Catching Mistakes:

 

The goal, when doing mathematics, is not to make any mistakes. And mistakes can be reduced to a minimum by adopting and following good work habits for doing mathematics. Tips on what constitutes good work habits were given earlier in this part (see “Study Tips” in the section entitled “How to Study Technical Calculus”). You may wish to go back and review them once again. Mistakes can also be reduced by being aware of where they are most likely to occur in our work and , then, to be most attentive in these areas to see that they don’t occur. We have tried to call to your attention areas in which many students frequently make mistakes so that you will alertly avoid them.

 

Analyze all mistakes that you make, whether they occur on an exam or as part of your own informal work. You may notice a pattern to your mistakes; these patterns may suggest other areas to heighten your attentiveness when doing mathematics.

 

Although we may reduce mistakes from occurring in our work, it is not realistic to expect that we can eliminate mistakes completely from our work. We can’t keep them from occurring, but we can be observant of techniques and signposts which help us to catch them before they become a permanent part of our work.

 

One tip-off that a mistake may be present in your work is when the mathematics turns really ugly.
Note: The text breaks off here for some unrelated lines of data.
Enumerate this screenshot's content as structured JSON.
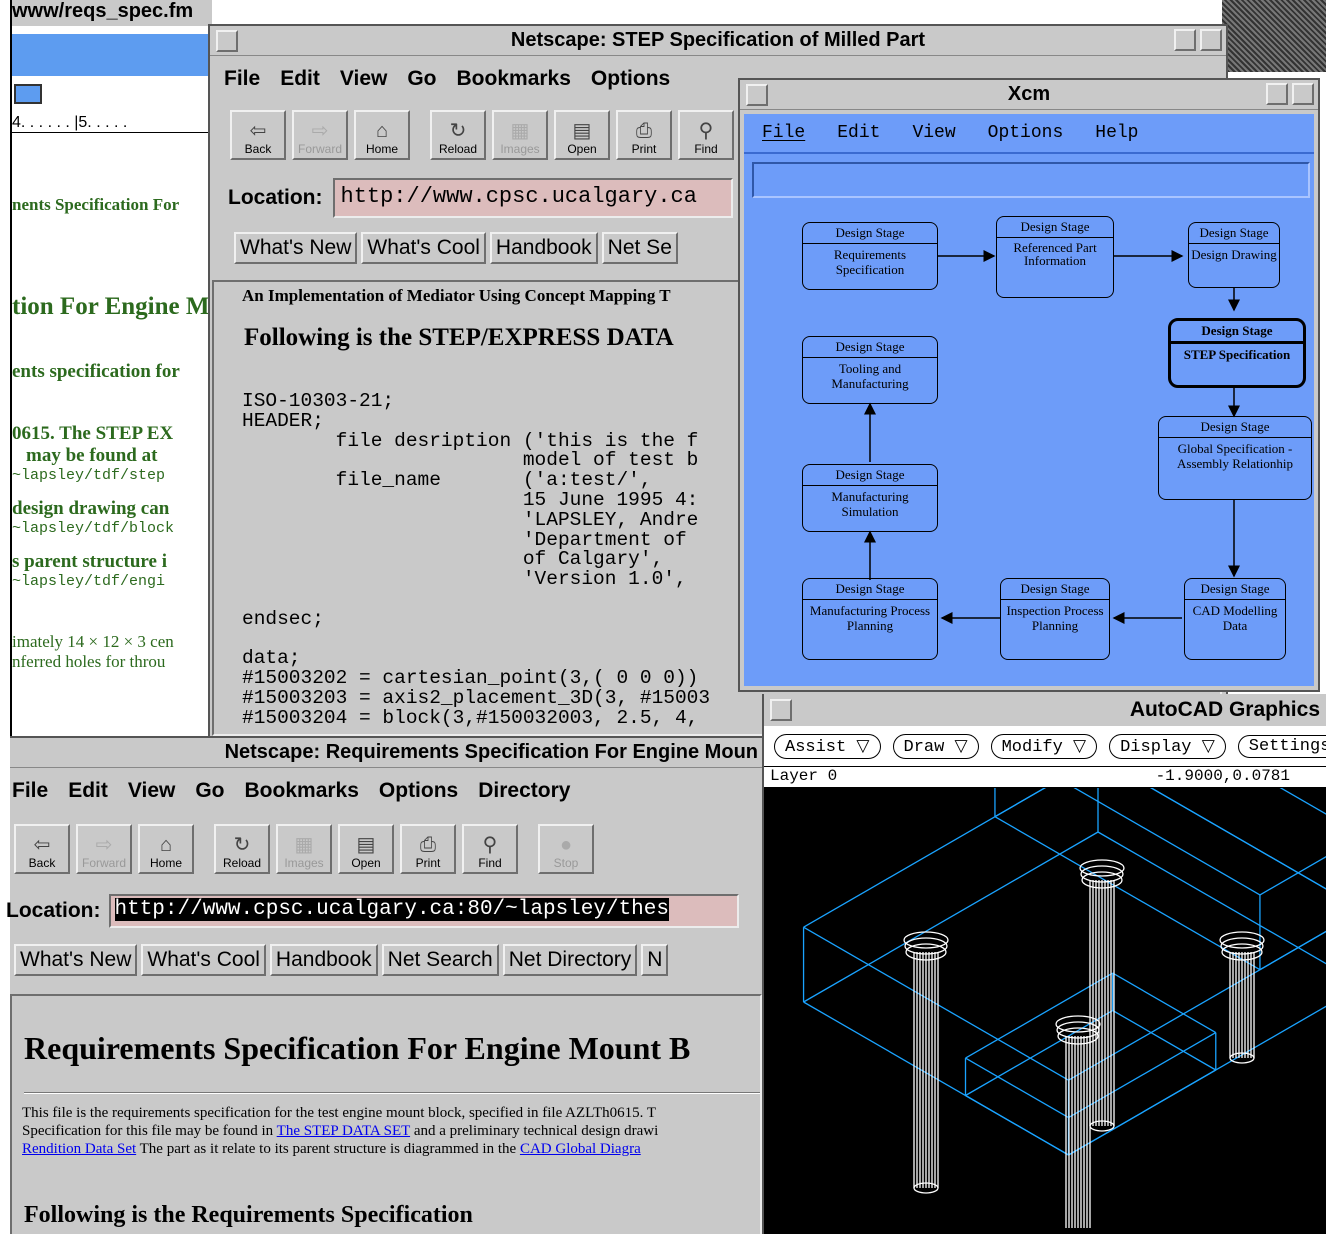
{
  "fm": {
    "title": "www/reqs_spec.fm",
    "ruler": "4. . . . . . |5. . . . .",
    "lines": [
      "nents Specification For",
      "tion For Engine M",
      "ents specification for",
      "0615. The STEP EX",
      "may be found at",
      "~lapsley/tdf/step",
      "design drawing can",
      "~lapsley/tdf/block",
      "s parent structure i",
      "~lapsley/tdf/engi",
      "imately 14 × 12 × 3 cen",
      "nferred holes for throu"
    ]
  },
  "nav1": {
    "title": "Netscape: STEP Specification of Milled Part",
    "menu": [
      "File",
      "Edit",
      "View",
      "Go",
      "Bookmarks",
      "Options"
    ],
    "toolbar": [
      {
        "label": "Back",
        "icon": "back-arrow-icon",
        "glyph": "⇦"
      },
      {
        "label": "Forward",
        "icon": "forward-arrow-icon",
        "glyph": "⇨"
      },
      {
        "label": "Home",
        "icon": "home-icon",
        "glyph": "⌂"
      },
      {
        "label": "Reload",
        "icon": "reload-icon",
        "glyph": "↻"
      },
      {
        "label": "Images",
        "icon": "images-icon",
        "glyph": "▦"
      },
      {
        "label": "Open",
        "icon": "open-icon",
        "glyph": "▤"
      },
      {
        "label": "Print",
        "icon": "print-icon",
        "glyph": "⎙"
      },
      {
        "label": "Find",
        "icon": "find-icon",
        "glyph": "⚲"
      }
    ],
    "location_label": "Location:",
    "location_value": "http://www.cpsc.ucalgary.ca",
    "dirbuttons": [
      "What's New",
      "What's Cool",
      "Handbook",
      "Net Se"
    ],
    "header": "An Implementation of Mediator Using Concept Mapping T",
    "heading": "Following is the STEP/EXPRESS DATA",
    "code": "ISO-10303-21;\nHEADER;\n        file desription ('this is the f\n                        model of test b\n        file_name       ('a:test/',\n                        15 June 1995 4:\n                        'LAPSLEY, Andre\n                        'Department of\n                        of Calgary',\n                        'Version 1.0',\n\nendsec;\n\ndata;\n#15003202 = cartesian_point(3,( 0 0 0))\n#15003203 = axis2_placement_3D(3, #15003\n#15003204 = block(3,#150032003, 2.5, 4,"
  },
  "xcm": {
    "title": "Xcm",
    "menu": [
      "File",
      "Edit",
      "View",
      "Options",
      "Help"
    ],
    "stages": [
      {
        "head": "Design Stage",
        "body": "Requirements Specification"
      },
      {
        "head": "Design Stage",
        "body": "Referenced Part Information"
      },
      {
        "head": "Design Stage",
        "body": "Design Drawing"
      },
      {
        "head": "Design Stage",
        "body": "STEP Specification"
      },
      {
        "head": "Design Stage",
        "body": "Tooling and Manufacturing"
      },
      {
        "head": "Design Stage",
        "body": "Global Specification - Assembly Relationhip"
      },
      {
        "head": "Design Stage",
        "body": "Manufacturing Simulation"
      },
      {
        "head": "Design Stage",
        "body": "Manufacturing Process Planning"
      },
      {
        "head": "Design Stage",
        "body": "Inspection Process Planning"
      },
      {
        "head": "Design Stage",
        "body": "CAD Modelling Data"
      }
    ]
  },
  "nav2": {
    "title": "Netscape: Requirements Specification For Engine Moun",
    "menu": [
      "File",
      "Edit",
      "View",
      "Go",
      "Bookmarks",
      "Options",
      "Directory"
    ],
    "toolbar": [
      {
        "label": "Back",
        "icon": "back-arrow-icon",
        "glyph": "⇦"
      },
      {
        "label": "Forward",
        "icon": "forward-arrow-icon",
        "glyph": "⇨"
      },
      {
        "label": "Home",
        "icon": "home-icon",
        "glyph": "⌂"
      },
      {
        "label": "Reload",
        "icon": "reload-icon",
        "glyph": "↻"
      },
      {
        "label": "Images",
        "icon": "images-icon",
        "glyph": "▦"
      },
      {
        "label": "Open",
        "icon": "open-icon",
        "glyph": "▤"
      },
      {
        "label": "Print",
        "icon": "print-icon",
        "glyph": "⎙"
      },
      {
        "label": "Find",
        "icon": "find-icon",
        "glyph": "⚲"
      },
      {
        "label": "Stop",
        "icon": "stop-icon",
        "glyph": "●"
      }
    ],
    "location_label": "Location:",
    "location_value": "http://www.cpsc.ucalgary.ca:80/~lapsley/thes",
    "dirbuttons": [
      "What's New",
      "What's Cool",
      "Handbook",
      "Net Search",
      "Net Directory",
      "N"
    ],
    "heading": "Requirements Specification For Engine Mount B",
    "para1": "This file is the requirements specification for the test engine mount block, specified in file AZLTh0615. T",
    "para2_pre": "Specification for this file may be found in ",
    "para2_link": "The STEP DATA SET",
    "para2_post": " and a preliminary technical design drawi",
    "para3_link1": "Rendition Data Set",
    "para3_mid": " The part as it relate to its parent structure is diagrammed in the ",
    "para3_link2": "CAD Global Diagra",
    "heading2": "Following is the Requirements Specification"
  },
  "acad": {
    "title": "AutoCAD Graphics",
    "menus": [
      "Assist ▽",
      "Draw ▽",
      "Modify ▽",
      "Display ▽",
      "Settings"
    ],
    "layer": "Layer 0",
    "coords": "-1.9000,0.0781",
    "wire_color": "#1aa3ff"
  }
}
The computations suddenly become more burdensome, the numbers become irrational numbers, not easily represented by radicals only by truncated decimals, or the algebra and its expressions suddenly become overly long with no hope of getting rid of terms by cancellation and other simplifications. When this occurs, and you will know when it does, look for a mistake in the line or two before the sudden turn for worse. If you find one, great. Correct it and proceed from that point. If you don’t find one, well, return to the ugly stuff with added resolve and intensity to fight through it to the solution of the problem.

 

Another technique for finding possible errors in your work is to get in the habit of asking, at the conclusion of any problem, the question “Is my answer reasonable?” This strategy is particularly useful when you are solving word problems. Judge the answer obtained in your own intuitive understanding of what the outcome ought to be. Does the answer make sense in the setting of the problem? If the problem has units like feet or ft/sec, are the units consistent with the answer sought. Examine the arithmetic of units, i.e., how they add, subtract, multiply, and divide, how they factor and combine, in order to gain insights about the correctness of your work.